Riana tersenyum. "Gue belum kasih tau lo ya Za?"

"Belum, apaan?"

"Semalam gue 'kan jalan sama Radi," jawab Riana dengan alis yang naik turun.

"Serius? Kapan?" Mata Zahira membulat tak percaya.

"Serius dong, semalam."

"Semalam? Kok gue enggak tau?"

Riana mencebik. "Ya lo 'kan sibuk sama abang gue, lo semalam ngapain aja? Bikin anak?" tanya Riana.

Jitakan cukup kuat bersarang di kepala Riana, ia mengaduh sambil mengusap bekas perbuatan Zahira.

"Gue bikin anak sama abang lo bisa di bunuh sama A--- abang gue."

Alis Riana berkerut. "Emang lo punya abang Za?" Sebelumnya Riana enggak pernah tahu kalau Zahira memiliki saudara.

"Punya, emang gue belum cerita?"

"Belum, cakep gak kakak lo?" tanya Riana dengan genitnya

"Ya lo liat aja adiknya," jawab Zahira sambil mengibaskan rambut panjangnya.

Riana menatap jijik. Namun kalau ia pikir-pikir lagi, Zahira memang cantik; hidung mancung; matanya bulat dengan manik hitam serta bulu mata yang lentik; alisnya tebal; kulitnya sawo matang tanpa kusam, pasti saudaranya enggak beda jauh cakepnya dong, 'kan satu pabrik.

"Bisa dong dikenalin ke gue," tanya Riana. "Barteran deh, bawa pulang aja tuh si botak, gimana?"

Zahira tertawa.

"Serius? Ya hayu aja, untung gue dapet Bang Bi, tapi lo yakin mau sama kakak gue?" kata Zahira.

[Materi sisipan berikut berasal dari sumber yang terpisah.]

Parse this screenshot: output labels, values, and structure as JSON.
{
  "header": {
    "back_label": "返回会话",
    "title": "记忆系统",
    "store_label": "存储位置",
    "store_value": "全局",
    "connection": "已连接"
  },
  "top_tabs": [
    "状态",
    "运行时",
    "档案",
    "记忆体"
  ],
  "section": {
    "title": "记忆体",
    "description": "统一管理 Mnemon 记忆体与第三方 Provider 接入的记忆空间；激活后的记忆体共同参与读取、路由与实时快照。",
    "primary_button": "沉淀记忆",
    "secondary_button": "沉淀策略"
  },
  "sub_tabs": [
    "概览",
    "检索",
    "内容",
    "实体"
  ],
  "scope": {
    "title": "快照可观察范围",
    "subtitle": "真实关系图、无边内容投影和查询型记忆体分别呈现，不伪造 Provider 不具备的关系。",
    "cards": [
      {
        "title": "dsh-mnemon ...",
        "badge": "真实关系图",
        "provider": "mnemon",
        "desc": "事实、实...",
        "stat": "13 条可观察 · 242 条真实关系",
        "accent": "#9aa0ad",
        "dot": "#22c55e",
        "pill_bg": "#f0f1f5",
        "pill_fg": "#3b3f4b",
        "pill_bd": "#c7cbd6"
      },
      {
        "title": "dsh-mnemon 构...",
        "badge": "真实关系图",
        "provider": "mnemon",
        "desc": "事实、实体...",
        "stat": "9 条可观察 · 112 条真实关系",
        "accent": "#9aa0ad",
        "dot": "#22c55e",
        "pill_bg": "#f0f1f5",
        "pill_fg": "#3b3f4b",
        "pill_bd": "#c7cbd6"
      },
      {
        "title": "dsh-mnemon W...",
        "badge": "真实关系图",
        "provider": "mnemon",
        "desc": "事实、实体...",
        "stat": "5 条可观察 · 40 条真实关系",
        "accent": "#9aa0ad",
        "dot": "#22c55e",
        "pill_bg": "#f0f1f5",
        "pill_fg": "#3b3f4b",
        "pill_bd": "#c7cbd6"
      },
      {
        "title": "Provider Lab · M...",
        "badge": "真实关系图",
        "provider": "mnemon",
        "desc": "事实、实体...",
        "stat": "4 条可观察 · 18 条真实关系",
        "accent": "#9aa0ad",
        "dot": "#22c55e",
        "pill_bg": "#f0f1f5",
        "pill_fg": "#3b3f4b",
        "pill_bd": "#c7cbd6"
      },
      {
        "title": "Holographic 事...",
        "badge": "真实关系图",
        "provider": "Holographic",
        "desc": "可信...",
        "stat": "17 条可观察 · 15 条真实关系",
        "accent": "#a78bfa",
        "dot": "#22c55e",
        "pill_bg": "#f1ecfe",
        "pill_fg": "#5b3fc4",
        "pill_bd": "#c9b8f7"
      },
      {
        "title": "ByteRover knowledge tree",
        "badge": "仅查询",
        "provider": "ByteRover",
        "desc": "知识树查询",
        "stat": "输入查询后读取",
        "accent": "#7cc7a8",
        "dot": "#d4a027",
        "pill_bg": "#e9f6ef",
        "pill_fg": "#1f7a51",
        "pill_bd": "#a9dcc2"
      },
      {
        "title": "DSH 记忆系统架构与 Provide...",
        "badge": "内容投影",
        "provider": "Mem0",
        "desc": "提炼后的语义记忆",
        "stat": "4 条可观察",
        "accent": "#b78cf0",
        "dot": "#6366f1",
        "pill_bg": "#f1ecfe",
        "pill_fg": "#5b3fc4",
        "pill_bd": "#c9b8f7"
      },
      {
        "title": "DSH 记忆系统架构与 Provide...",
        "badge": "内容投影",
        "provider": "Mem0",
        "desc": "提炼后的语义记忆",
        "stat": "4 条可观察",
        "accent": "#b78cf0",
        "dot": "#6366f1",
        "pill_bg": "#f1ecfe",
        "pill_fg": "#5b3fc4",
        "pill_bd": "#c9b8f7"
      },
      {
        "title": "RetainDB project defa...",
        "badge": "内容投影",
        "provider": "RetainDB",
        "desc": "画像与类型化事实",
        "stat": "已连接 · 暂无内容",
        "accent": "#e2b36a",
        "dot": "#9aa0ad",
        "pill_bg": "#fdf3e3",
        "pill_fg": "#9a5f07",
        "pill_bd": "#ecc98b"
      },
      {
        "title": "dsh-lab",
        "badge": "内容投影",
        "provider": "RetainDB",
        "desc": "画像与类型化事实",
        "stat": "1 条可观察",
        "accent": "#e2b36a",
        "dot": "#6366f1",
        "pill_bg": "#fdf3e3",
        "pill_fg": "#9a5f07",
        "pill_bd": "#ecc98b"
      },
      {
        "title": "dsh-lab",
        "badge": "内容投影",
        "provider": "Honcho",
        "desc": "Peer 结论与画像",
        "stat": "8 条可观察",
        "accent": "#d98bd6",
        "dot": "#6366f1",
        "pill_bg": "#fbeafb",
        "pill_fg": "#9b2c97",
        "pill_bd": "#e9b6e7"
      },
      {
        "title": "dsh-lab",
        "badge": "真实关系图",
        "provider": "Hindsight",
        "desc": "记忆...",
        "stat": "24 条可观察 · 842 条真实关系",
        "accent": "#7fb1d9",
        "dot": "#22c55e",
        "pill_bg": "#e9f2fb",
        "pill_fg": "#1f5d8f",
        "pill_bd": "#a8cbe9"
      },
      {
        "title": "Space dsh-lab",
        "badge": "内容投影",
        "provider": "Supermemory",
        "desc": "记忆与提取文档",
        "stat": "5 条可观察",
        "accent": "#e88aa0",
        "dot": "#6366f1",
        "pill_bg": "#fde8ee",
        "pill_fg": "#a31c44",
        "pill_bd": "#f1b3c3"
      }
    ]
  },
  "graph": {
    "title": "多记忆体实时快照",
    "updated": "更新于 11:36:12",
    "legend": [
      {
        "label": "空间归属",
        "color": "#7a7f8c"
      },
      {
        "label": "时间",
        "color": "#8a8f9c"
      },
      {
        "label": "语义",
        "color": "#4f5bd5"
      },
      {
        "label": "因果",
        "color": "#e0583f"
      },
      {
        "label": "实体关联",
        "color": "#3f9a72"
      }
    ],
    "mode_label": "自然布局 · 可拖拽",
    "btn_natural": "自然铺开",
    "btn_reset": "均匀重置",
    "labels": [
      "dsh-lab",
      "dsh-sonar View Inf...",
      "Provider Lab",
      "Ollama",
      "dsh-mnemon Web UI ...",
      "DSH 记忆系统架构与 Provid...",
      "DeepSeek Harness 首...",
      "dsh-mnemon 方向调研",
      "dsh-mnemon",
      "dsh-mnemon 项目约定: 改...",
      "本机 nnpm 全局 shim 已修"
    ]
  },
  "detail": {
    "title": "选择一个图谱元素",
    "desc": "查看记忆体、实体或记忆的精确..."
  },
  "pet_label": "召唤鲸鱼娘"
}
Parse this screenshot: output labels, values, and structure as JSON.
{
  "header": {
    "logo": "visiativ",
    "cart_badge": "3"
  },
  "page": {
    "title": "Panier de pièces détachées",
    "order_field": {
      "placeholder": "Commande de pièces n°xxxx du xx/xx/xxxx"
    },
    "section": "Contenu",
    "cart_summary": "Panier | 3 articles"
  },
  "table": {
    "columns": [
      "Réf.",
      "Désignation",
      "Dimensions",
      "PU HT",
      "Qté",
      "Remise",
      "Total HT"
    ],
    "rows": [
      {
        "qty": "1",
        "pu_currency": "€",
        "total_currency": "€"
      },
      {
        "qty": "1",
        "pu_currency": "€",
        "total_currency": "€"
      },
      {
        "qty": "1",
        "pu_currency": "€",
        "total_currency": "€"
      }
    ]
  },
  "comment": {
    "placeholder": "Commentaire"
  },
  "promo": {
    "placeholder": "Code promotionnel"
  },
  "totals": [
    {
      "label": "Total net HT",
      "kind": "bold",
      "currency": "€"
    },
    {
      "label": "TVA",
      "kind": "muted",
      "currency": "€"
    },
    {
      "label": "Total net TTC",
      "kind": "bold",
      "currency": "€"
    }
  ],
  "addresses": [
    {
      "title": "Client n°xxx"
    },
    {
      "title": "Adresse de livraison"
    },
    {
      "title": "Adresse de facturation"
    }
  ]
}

Riana mengernyit. "Kenapa emang?"

"Ya enggak apa-apa, takut pas ketemu lo kena zonk," jawab Zahira sambil cengengesan.

Riana tak mau ambil pusing, ia memilih melanjutkan pekerjaan dibanding mencari tahu maksud Zahira.

"Kak," panggil Riana dari jok belakang. Didepannya Angga tengah fokus pada jalan yang ramai disaat jam pulang kerja.